Inge has recently joined Moorland Guides and gained her Walk Group Leader qualification. She lives in Ashburton and has spent many years exploring accessible and interesting routes on Dartmoor. She has set up Dartmoor Walks This Way which offers made-to-measure walks for people wanting to explore the quieter and less obvious parts of the moor -www.dartmoorwalksthisway.co.uk.

Inge worked for 17 years at Schumacher College in Dartington where she was responsible for planning and managing their renowned short course programme. She developed the Earth Pilgrim courses which took participants out onto Dartmoor in the company of Satish Kumar, one of the College founders, to experience wild nature and reflect on the way our relationship to the natural world affects how we live in these challenging times (http://www.schumachercollege.org.uk/courses/earth-pilgrim-2012).

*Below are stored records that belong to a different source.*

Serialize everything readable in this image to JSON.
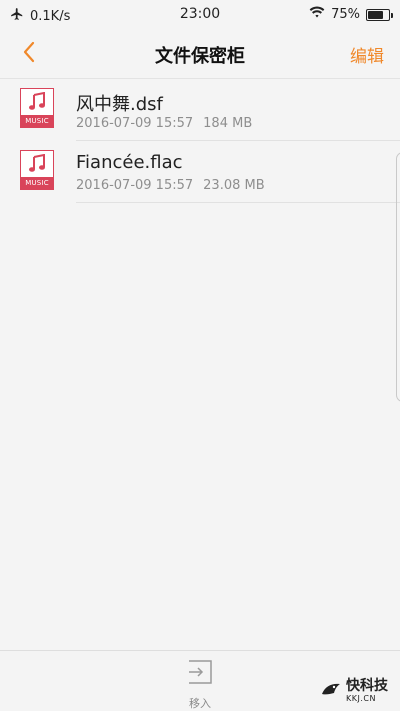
{
  "status_bar": {
    "network_speed": "0.1K/s",
    "time": "23:00",
    "battery_percent": "75%",
    "battery_level": 0.75,
    "icons": [
      "airplane-icon",
      "wifi-icon",
      "battery-icon"
    ]
  },
  "nav": {
    "title": "文件保密柜",
    "edit_label": "编辑",
    "back_icon": "chevron-left-icon"
  },
  "files": [
    {
      "name": "风中舞.dsf",
      "date": "2016-07-09 15:57",
      "size": "184 MB",
      "badge": "MUSIC",
      "icon": "music-file-icon"
    },
    {
      "name": "Fiancée.flac",
      "date": "2016-07-09 15:57",
      "size": "23.08 MB",
      "badge": "MUSIC",
      "icon": "music-file-icon"
    }
  ],
  "bottom": {
    "move_in_label": "移入",
    "move_in_icon": "move-in-icon"
  },
  "watermark": {
    "main": "快科技",
    "sub": "KKJ.CN"
  },
  "colors": {
    "accent": "#f0882a",
    "music_badge": "#d9445a",
    "background": "#f4f4f4"
  }
}
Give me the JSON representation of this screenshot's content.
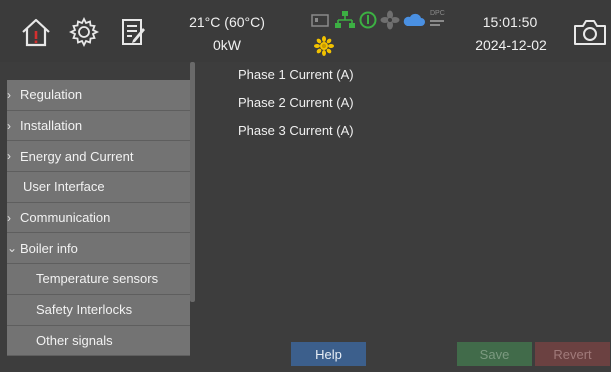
{
  "header": {
    "temperature": "21°C (60°C)",
    "power": "0kW",
    "time": "15:01:50",
    "date": "2024-12-02",
    "status_text": "DPC"
  },
  "icons": {
    "home": "home-alert-icon",
    "settings": "gear-icon",
    "notes": "notepad-icon",
    "camera": "camera-icon"
  },
  "colors": {
    "alert_red": "#d32f2f",
    "status_green": "#3cb043",
    "status_blue": "#4a90e2",
    "sun_yellow": "#f2c200"
  },
  "sidebar": {
    "items": [
      {
        "label": "Regulation",
        "chevron": "›"
      },
      {
        "label": "Installation",
        "chevron": "›"
      },
      {
        "label": "Energy and Current",
        "chevron": "›"
      },
      {
        "label": "User Interface",
        "chevron": ""
      },
      {
        "label": "Communication",
        "chevron": "›"
      },
      {
        "label": "Boiler info",
        "chevron": "⌄"
      },
      {
        "label": "Temperature sensors",
        "chevron": ""
      },
      {
        "label": "Safety Interlocks",
        "chevron": ""
      },
      {
        "label": "Other signals",
        "chevron": ""
      }
    ]
  },
  "content": {
    "params": [
      "Phase 1 Current (A)",
      "Phase 2 Current (A)",
      "Phase 3 Current (A)"
    ]
  },
  "buttons": {
    "help": "Help",
    "save": "Save",
    "revert": "Revert"
  }
}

Her experiences leading groups during these courses, as well as taking other small groups out on an informal basis, made her realise how few people, even those living quite locally, venture beyond a few obvious areas on Dartmoor and thus miss out on its unique character and beauty.

Inge is a fluent German speaker and therefore interested in working with and developing connections with groups from the German-speaking world.

Ian Johnstone

Ian was born at Hampton Court in Surrey and grew up in west London near Heathrow airport. Whilst at school he started the Duke of Edinburgh’s Award Scheme, gaining his gold Award in 1969. It was this that started his fondness for Dartmoor as his expeditions were done here. After completing gold Ian went on to become an assessor for the D of E expeditions in 1971. He started teaching in a primary school near Heathrow and moved to Devon to be near Dartmoor in 1976. It wasn’t long before he joined the Rescue Group and the DNP guides – in 1978.

He is now semi-retired, enjoying some supply teaching, running his own living history business for schools and guiding. His particular interests are archaeology of all types and legends, but his walks always include flora, fauna and geology- anything to do with the moor.